Técnica 33: DNI - Direito Não Invasivo

Direito Não Invasivo é o estabelecimento do procedimento de mediação com uma finalidade específica de resolver determinada controvérsia, decididamente de maneira que isso ocorra com o melhor possível para as partes, rapidamente e com o menor custo.

Nesse sentido, a técnica exige que as partes assumam o compromisso consciente e por escrito, ao iniciar o procedimento de mediação, a realizar as concessões possíveis e necessárias para a ocorrência da transação e estabelecimento do acelerado acordo.

A motivação para a adoção do DNI deve estar no fato de que mais vale um acordo, do que uma longa, custosa e desgastante demanda judicial para ambas as partes. 

Com isso, não só o vínculo controversial poderá ser rapidamente desfeito, mas também a libertação emocional decorrente da finalização do problema e do que isso possa estar a gerar para o restante da vida e dos negócios da pessoa.

Assim, eliminar o conflito leva em consideração aspectos de preservação (não invasão) da intimidade e da privacidade (emocional e mental), quando se quer que pensamentos e emoções negativas decorrentes da pendência sejam imediatamente encerradas, pelo fim da conexão punitiva ao outro.

Conexão punitiva porque todo o conflito é invasivo ao "punir" ambas as partes, com a retirada da qualidade de vida pela existência do confronto não resolvido, cujo custo, em termos de bem-estar, vai além de somas de dinheiro. Invade o íntimo, a mente, os sentimentos. 

A vida nos dias de hoje é rápida e líquida, por isso, ficar preso a algum problema não faz sentido. Dentro do contexto punitivo, há sadismos e masoquismos indevidos. E, mesmo quando a punição seja em retribuição ao erro do outro, quem pune também acaba por se autopunir, mantendo no tempo, tal tipo de conexão negativa e invasiva contra si mesmo.

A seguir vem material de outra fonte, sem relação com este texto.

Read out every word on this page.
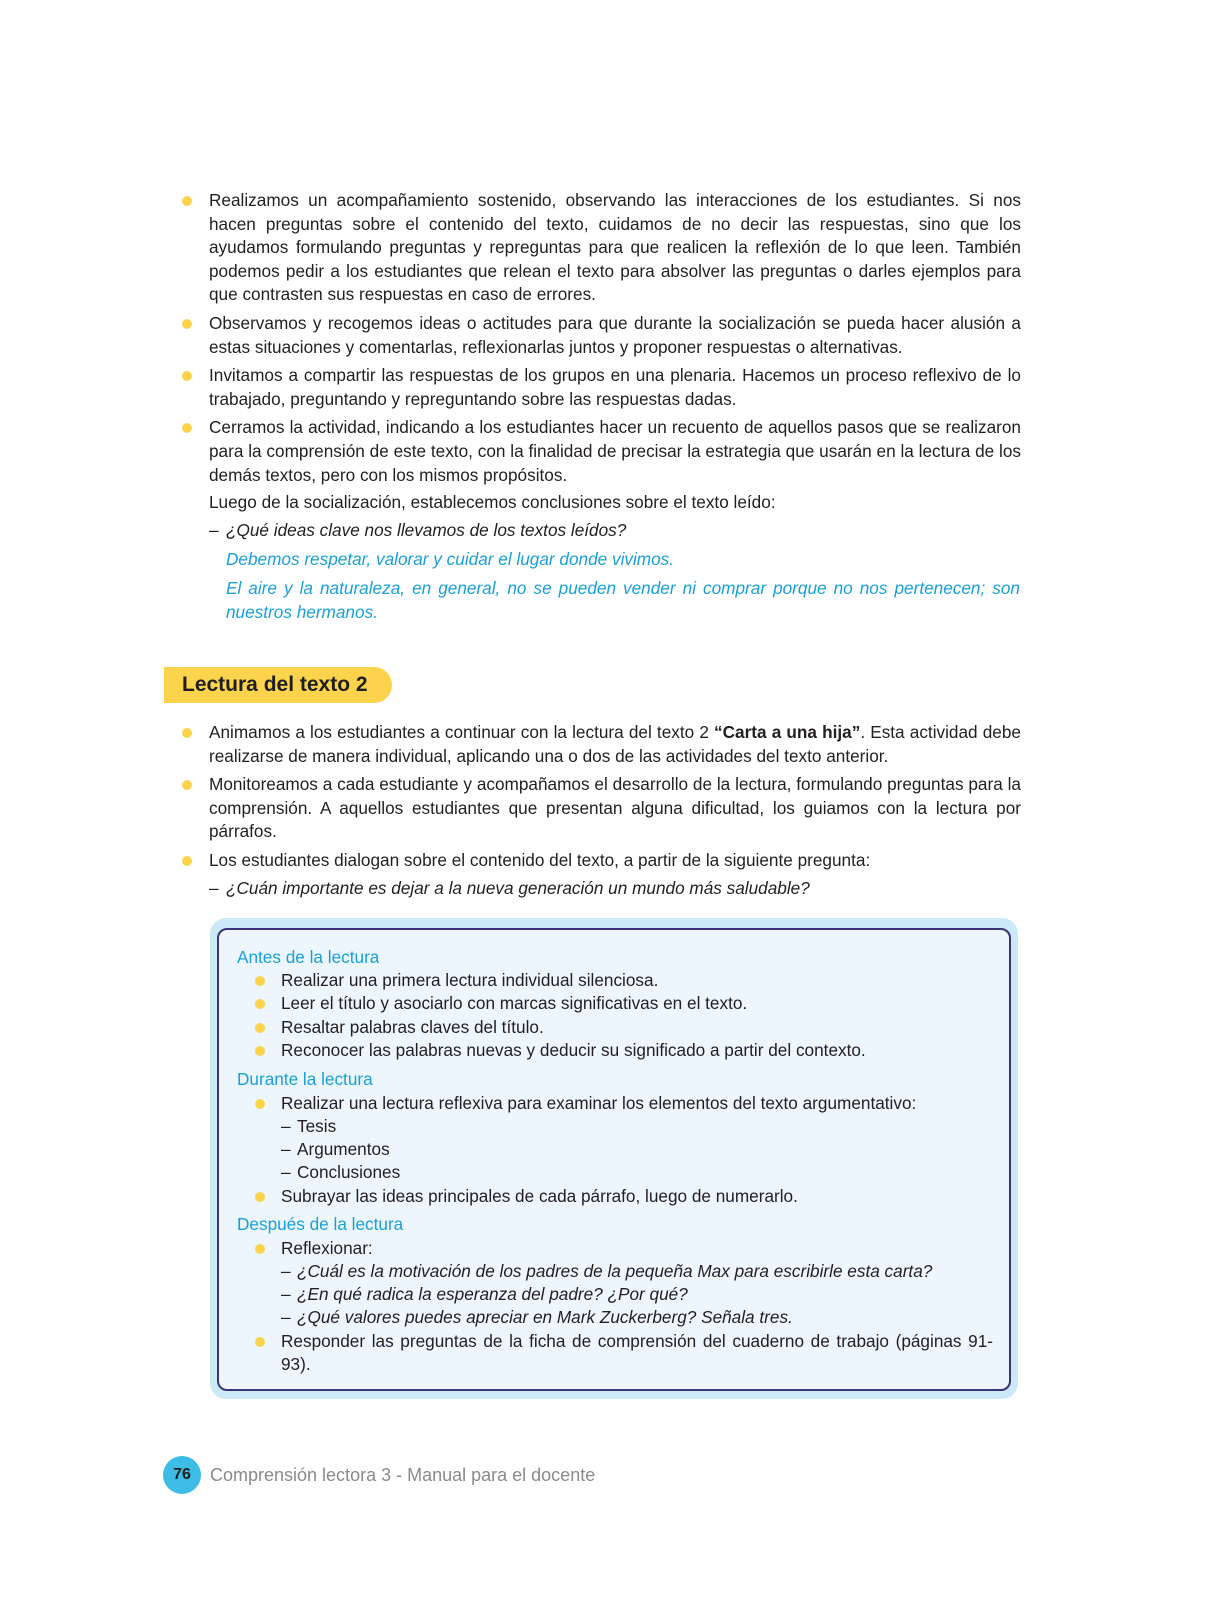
Realizamos un acompañamiento sostenido, observando las interacciones de los estudiantes. Si nos hacen preguntas sobre el contenido del texto, cuidamos de no decir las respuestas, sino que los ayudamos formulando preguntas y repreguntas para que realicen la reflexión de lo que leen. También podemos pedir a los estudiantes que relean el texto para absolver las preguntas o darles ejemplos para que contrasten sus respuestas en caso de errores.
Observamos y recogemos ideas o actitudes para que durante la socialización se pueda hacer alusión a estas situaciones y comentarlas, reflexionarlas juntos y proponer respuestas o alternativas.
Invitamos a compartir las respuestas de los grupos en una plenaria. Hacemos un proceso reflexivo de lo trabajado, preguntando y repreguntando sobre las respuestas dadas.
Cerramos la actividad, indicando a los estudiantes hacer un recuento de aquellos pasos que se realizaron para la comprensión de este texto, con la finalidad de precisar la estrategia que usarán en la lectura de los demás textos, pero con los mismos propósitos.
Luego de la socialización, establecemos conclusiones sobre el texto leído:
– ¿Qué ideas clave nos llevamos de los textos leídos?
Debemos respetar, valorar y cuidar el lugar donde vivimos.
El aire y la naturaleza, en general, no se pueden vender ni comprar porque no nos pertenecen; son nuestros hermanos.
Lectura del texto 2
Animamos a los estudiantes a continuar con la lectura del texto 2 “Carta a una hija”. Esta actividad debe realizarse de manera individual, aplicando una o dos de las actividades del texto anterior.
Monitoreamos a cada estudiante y acompañamos el desarrollo de la lectura, formulando preguntas para la comprensión. A aquellos estudiantes que presentan alguna dificultad, los guiamos con la lectura por párrafos.
Los estudiantes dialogan sobre el contenido del texto, a partir de la siguiente pregunta:
– ¿Cuán importante es dejar a la nueva generación un mundo más saludable?
Antes de la lectura
Realizar una primera lectura individual silenciosa.
Leer el título y asociarlo con marcas significativas en el texto.
Resaltar palabras claves del título.
Reconocer las palabras nuevas y deducir su significado a partir del contexto.
Durante la lectura
Realizar una lectura reflexiva para examinar los elementos del texto argumentativo:
– Tesis
– Argumentos
– Conclusiones
Subrayar las ideas principales de cada párrafo, luego de numerarlo.
Después de la lectura
Reflexionar:
– ¿Cuál es la motivación de los padres de la pequeña Max para escribirle esta carta?
– ¿En qué radica la esperanza del padre? ¿Por qué?
– ¿Qué valores puedes apreciar en Mark Zuckerberg? Señala tres.
Responder las preguntas de la ficha de comprensión del cuaderno de trabajo (páginas 91-93).
76	Comprensión lectora 3 - Manual para el docente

Por isso, mediar em "fast track", é não invasivo por não permitir o aprofundamento da pendência, evitando vincar as partes por longo prazo a esse problema e eliminando a necessidade de existência de um processo judicial custoso e moroso.

O DNI pode ser utilizado na área de família, ao se tratar de "Divórcio Extrajudicial", "Inventário Extrajudicial", a permitir, pela mediação, a busca de um profícuo e rápido acordo entre as partes controversas.

Na área dos contratos, a mediação também pode ser utilizada nesse sentido. A esse procedimento, pode-se agregar a arbitragem, na sequência.